⦿ Jay Rayner of The Observer reviewed The Holy Birds in Shoreditch, which serves duck, goose and guinea fowl, “but mostly, to be honest, chicken“. The quality of the poultry was not to be questioned, but he was far from impressed by the cooking.
“Sure, the skin is dark, but only in places. Elsewhere it’s soft and floppy. Secondly, it tastes not of garlic or herbs, but salt. Roasted chicken skin should be one of life’s filthy pleasures. This is a disappointment fashioned from calories.”
⦿ In the Guardian, Marina O’Loughlin reviewed The Crown at Burchetts Green in Berkshire, where she warmed to chef Simon Bonwick, his nine children and his “classic French technique”.
“Generosity is a keynote… Plates are clean and unmessed with, untroubled by today’s trends for the splatter, crumb and blob. Food looks like what it is: it’s all deliciously old-fashioned.”
⦿ Over the holiday period O’Loughlin also enjoyed The Laughing Heart, a late-night Hackney wine bar that offers “drinking food: massive, in-yer-face flavours, with an unabashed and unstinting use of salt and fat”.
“Chicken-liver paté, silky enough to just creep off the plate, comes with a veil of agar-jellied walnut liqueur, melba-thin toast and wafers of crisp chicken skin.
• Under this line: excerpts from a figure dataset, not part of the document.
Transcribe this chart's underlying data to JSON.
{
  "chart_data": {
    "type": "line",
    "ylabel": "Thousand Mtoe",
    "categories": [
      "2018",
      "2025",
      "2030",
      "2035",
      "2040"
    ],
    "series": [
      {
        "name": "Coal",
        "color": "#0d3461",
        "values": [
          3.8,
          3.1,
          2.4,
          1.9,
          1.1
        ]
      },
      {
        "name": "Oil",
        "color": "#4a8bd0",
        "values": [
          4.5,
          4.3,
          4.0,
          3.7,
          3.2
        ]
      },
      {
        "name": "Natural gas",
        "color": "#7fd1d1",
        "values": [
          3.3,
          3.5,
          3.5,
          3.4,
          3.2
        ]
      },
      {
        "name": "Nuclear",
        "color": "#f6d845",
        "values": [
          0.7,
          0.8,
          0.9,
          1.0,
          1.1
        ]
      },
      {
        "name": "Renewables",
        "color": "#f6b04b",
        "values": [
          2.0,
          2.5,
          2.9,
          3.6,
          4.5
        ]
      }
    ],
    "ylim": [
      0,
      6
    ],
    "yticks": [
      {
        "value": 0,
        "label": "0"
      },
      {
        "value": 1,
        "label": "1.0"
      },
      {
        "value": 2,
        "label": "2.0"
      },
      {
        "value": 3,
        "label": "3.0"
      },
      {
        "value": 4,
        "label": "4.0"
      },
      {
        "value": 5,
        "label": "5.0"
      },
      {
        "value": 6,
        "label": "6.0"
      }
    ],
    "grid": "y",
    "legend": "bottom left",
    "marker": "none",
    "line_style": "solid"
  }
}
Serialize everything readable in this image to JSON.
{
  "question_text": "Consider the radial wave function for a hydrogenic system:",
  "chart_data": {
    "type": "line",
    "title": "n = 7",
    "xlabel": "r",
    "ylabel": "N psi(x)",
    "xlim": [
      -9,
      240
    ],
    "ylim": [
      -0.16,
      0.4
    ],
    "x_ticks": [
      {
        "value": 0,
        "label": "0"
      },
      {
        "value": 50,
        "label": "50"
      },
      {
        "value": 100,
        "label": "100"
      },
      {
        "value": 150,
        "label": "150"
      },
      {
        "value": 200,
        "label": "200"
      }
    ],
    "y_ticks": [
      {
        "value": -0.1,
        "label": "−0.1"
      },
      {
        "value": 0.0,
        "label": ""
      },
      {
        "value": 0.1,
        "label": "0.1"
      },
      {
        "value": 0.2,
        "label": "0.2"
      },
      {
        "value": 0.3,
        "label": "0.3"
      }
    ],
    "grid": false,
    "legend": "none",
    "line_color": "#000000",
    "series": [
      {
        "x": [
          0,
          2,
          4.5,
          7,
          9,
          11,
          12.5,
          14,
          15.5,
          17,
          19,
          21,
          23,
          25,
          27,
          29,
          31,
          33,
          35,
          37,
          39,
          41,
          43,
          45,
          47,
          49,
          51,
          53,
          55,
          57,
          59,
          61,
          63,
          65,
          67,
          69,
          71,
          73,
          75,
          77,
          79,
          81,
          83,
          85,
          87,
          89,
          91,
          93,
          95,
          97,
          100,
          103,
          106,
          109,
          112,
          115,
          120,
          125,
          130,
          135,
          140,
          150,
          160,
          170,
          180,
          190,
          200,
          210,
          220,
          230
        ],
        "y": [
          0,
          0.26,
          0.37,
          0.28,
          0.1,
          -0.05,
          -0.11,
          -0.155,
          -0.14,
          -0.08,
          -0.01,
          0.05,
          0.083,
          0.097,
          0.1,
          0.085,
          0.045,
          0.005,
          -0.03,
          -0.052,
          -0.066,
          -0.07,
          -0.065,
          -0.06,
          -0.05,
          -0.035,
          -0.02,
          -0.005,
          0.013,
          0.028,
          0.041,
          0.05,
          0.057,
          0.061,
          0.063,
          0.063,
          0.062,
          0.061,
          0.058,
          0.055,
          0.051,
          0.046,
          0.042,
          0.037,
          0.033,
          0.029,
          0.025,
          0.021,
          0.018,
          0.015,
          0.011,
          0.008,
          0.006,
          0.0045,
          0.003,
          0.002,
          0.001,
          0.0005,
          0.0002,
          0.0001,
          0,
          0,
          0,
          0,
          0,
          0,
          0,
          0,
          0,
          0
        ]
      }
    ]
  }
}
This, well – this is just a great, great thing. As you can see, it renders me virtually speechless. I want a tonne of it, applied to my body like a mud pack.”
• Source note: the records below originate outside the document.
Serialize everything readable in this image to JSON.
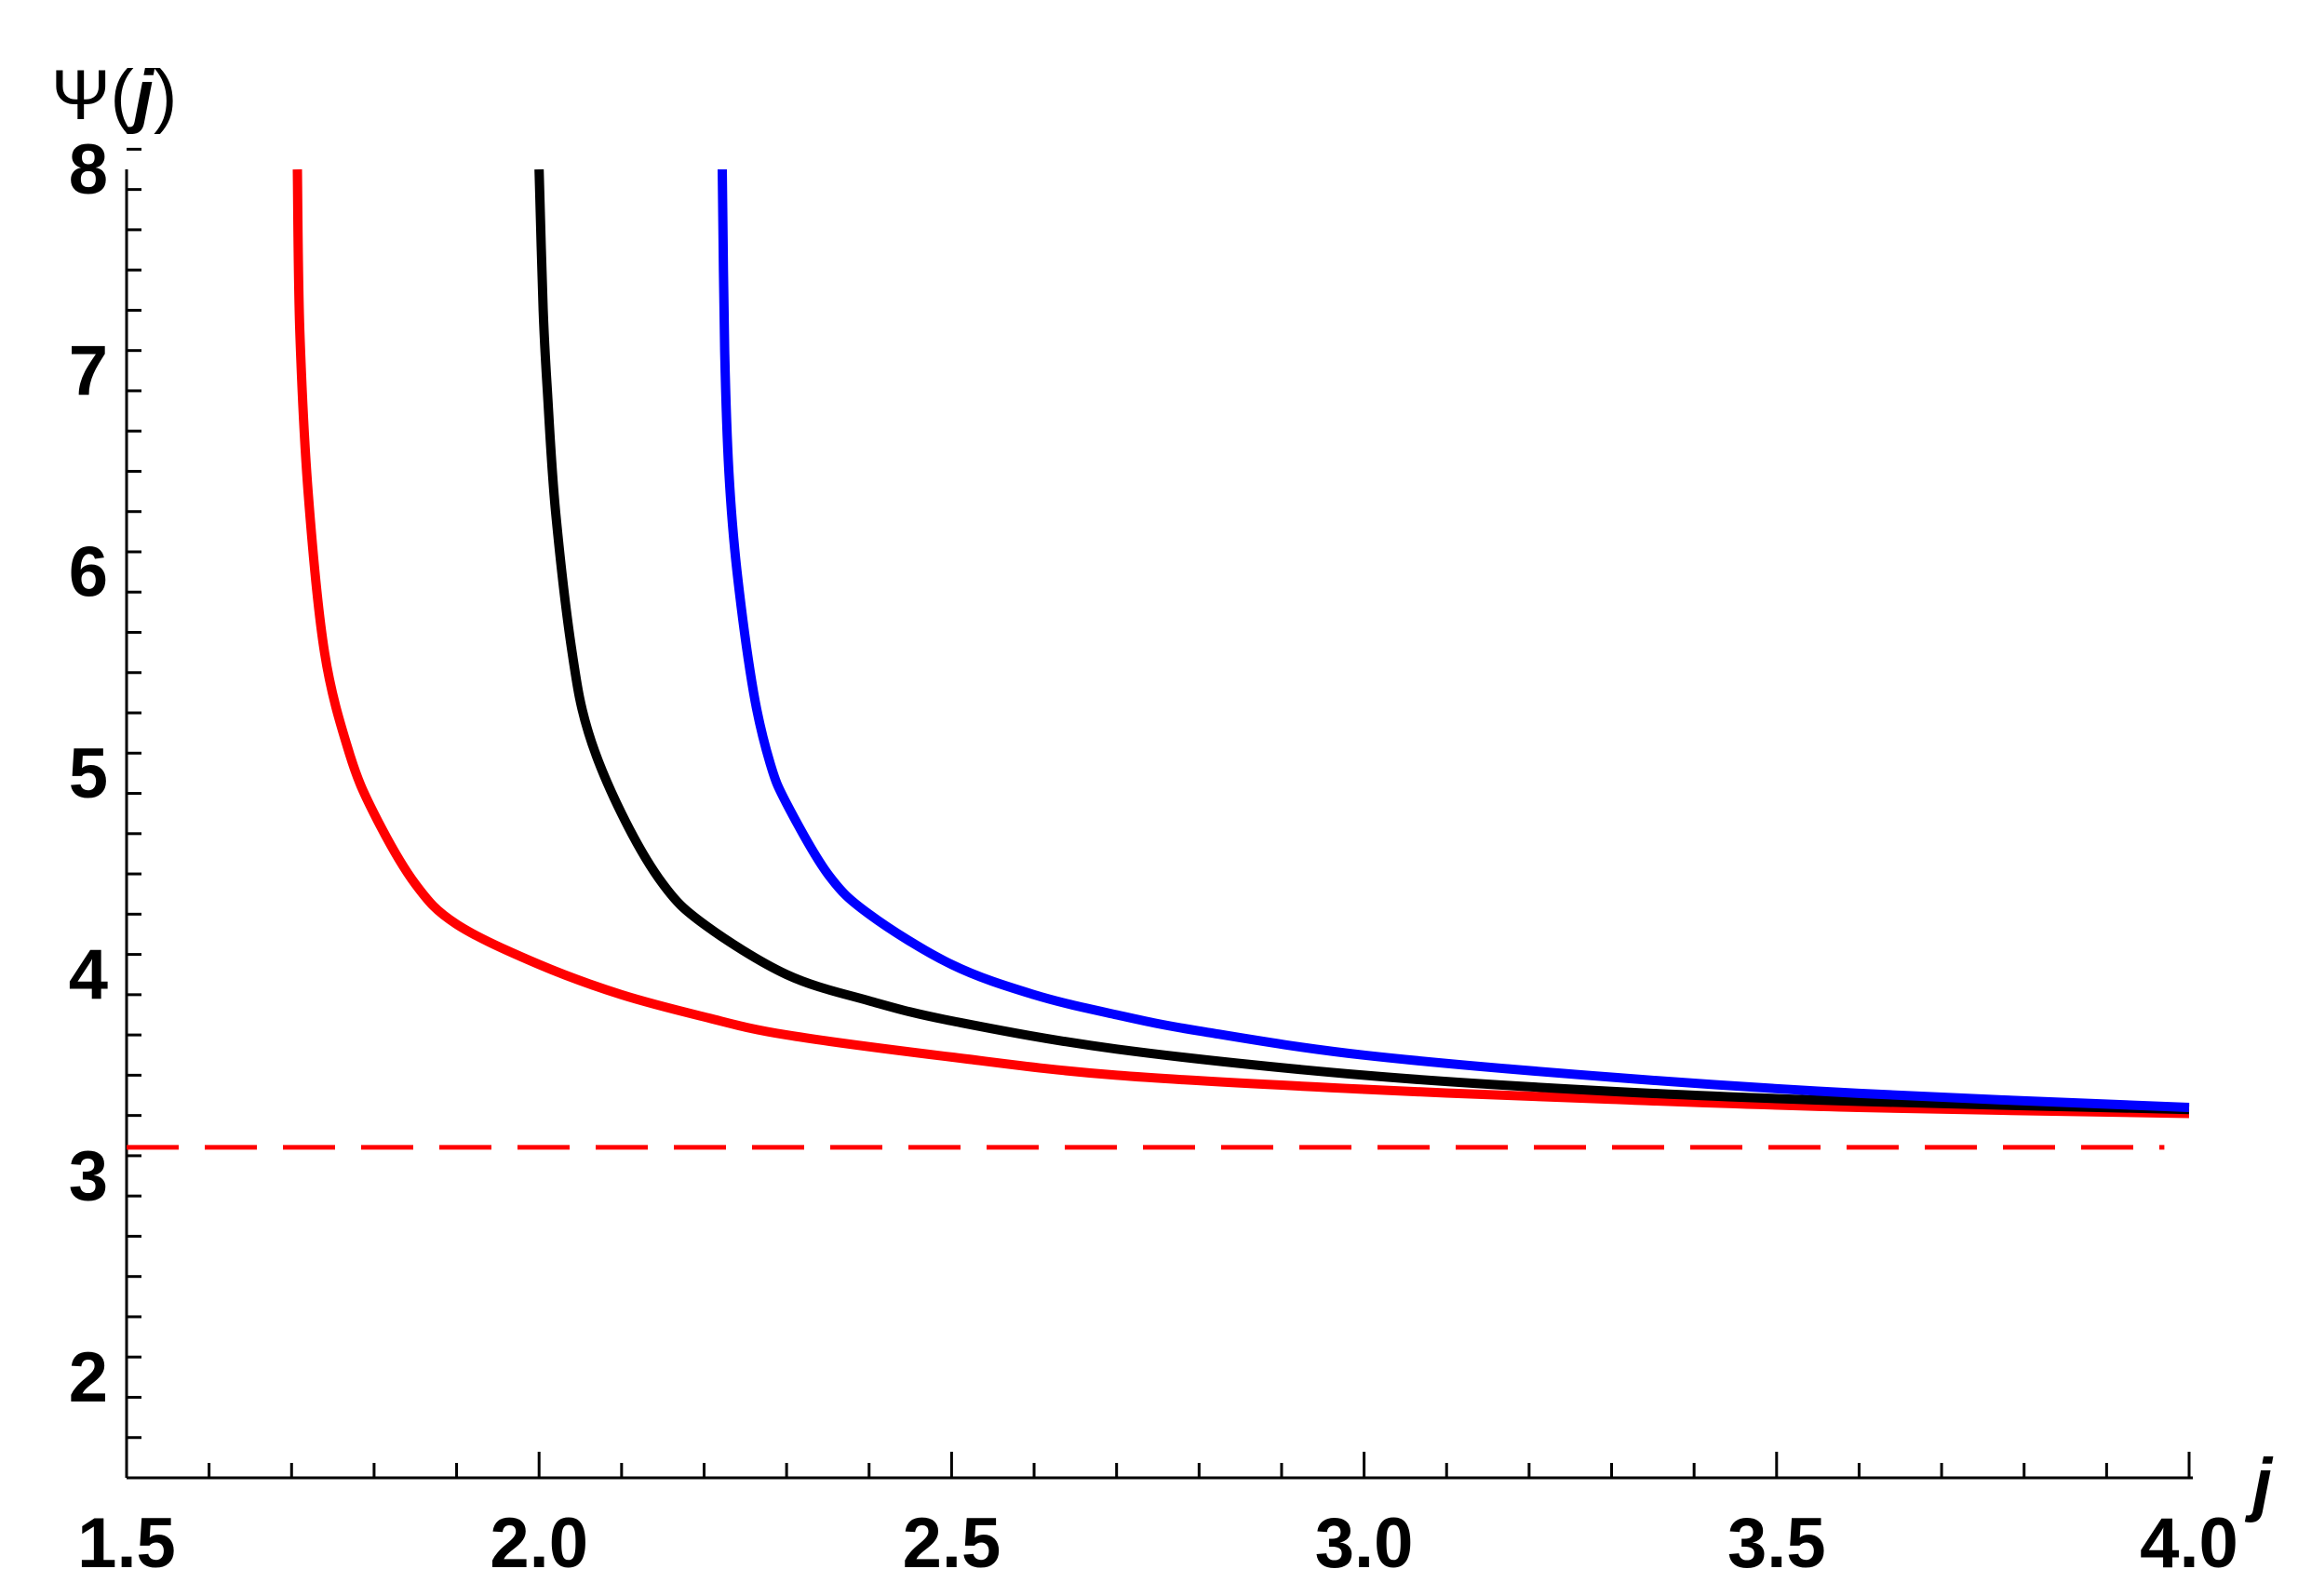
{
  "chart_data": {
    "type": "line",
    "title": "",
    "xlabel": "j",
    "ylabel_prefix": "Ψ(",
    "ylabel_var": "j",
    "ylabel_suffix": ")",
    "xlim": [
      1.5,
      4.0
    ],
    "ylim": [
      1.5,
      8.0
    ],
    "x_ticks": [
      "1.5",
      "2.0",
      "2.5",
      "3.0",
      "3.5",
      "4.0"
    ],
    "y_ticks": [
      "2",
      "3",
      "4",
      "5",
      "6",
      "7",
      "8"
    ],
    "grid": false,
    "legend": "none",
    "series": [
      {
        "color": "#ff0000",
        "style": "solid",
        "x": [
          1.707,
          1.71,
          1.72,
          1.74,
          1.77,
          1.8,
          1.85,
          1.9,
          2.0,
          2.1,
          2.2,
          2.3,
          2.5,
          2.7,
          3.0,
          3.3,
          3.6,
          4.0
        ],
        "y": [
          8.0,
          7.2,
          6.4,
          5.6,
          5.1,
          4.8,
          4.45,
          4.25,
          4.05,
          3.9,
          3.79,
          3.7,
          3.59,
          3.5,
          3.43,
          3.38,
          3.34,
          3.31
        ]
      },
      {
        "color": "#000000",
        "style": "solid",
        "x": [
          2.0,
          2.005,
          2.01,
          2.02,
          2.04,
          2.06,
          2.1,
          2.15,
          2.2,
          2.3,
          2.4,
          2.5,
          2.7,
          3.0,
          3.3,
          3.6,
          4.0
        ],
        "y": [
          8.0,
          7.3,
          6.9,
          6.3,
          5.6,
          5.2,
          4.8,
          4.45,
          4.25,
          4.0,
          3.87,
          3.77,
          3.63,
          3.5,
          3.42,
          3.37,
          3.33
        ]
      },
      {
        "color": "#0000ff",
        "style": "solid",
        "x": [
          2.222,
          2.225,
          2.23,
          2.24,
          2.26,
          2.28,
          2.3,
          2.35,
          2.4,
          2.5,
          2.6,
          2.7,
          2.8,
          3.0,
          3.3,
          3.6,
          4.0
        ],
        "y": [
          8.0,
          7.1,
          6.5,
          6.0,
          5.4,
          5.05,
          4.85,
          4.5,
          4.3,
          4.05,
          3.9,
          3.8,
          3.72,
          3.6,
          3.49,
          3.41,
          3.34
        ]
      },
      {
        "color": "#ff0000",
        "style": "dashed",
        "x": [
          1.5,
          3.97
        ],
        "y": [
          3.1416,
          3.1416
        ]
      }
    ]
  }
}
⦿ Grace Dent of ES magazine reviewed Anzu 2/5, “a Japanese brasserie serving British ingredients in a Japanese style” in St James’s Market.
“The lump of daikon with yuzo miso was deeply reminiscent of a municipal lavatory toilet-freshener block. We ordered a charshu pork ramen: flappy pork, purposely cold noodles with an ultimately nauseating-after-three-slurps chicken-based broth.”
⦿ In the Mail on Sunday, Tom Parker Bowles reviewed Smokestak 4/5 in Shoreditch, where he was bowled over by the finesse of the barbecue cooking.
“Beef rib wears its smoke like a silk slip, the fat gently melting into the meat, giving it a texture perched happily between the firm and coquettishly yielding.”
“If Pitt Cue were the UK pioneers, and Neil Rankin the High Priest, then it’s at Smokestak where this much maligned art really comes of age.”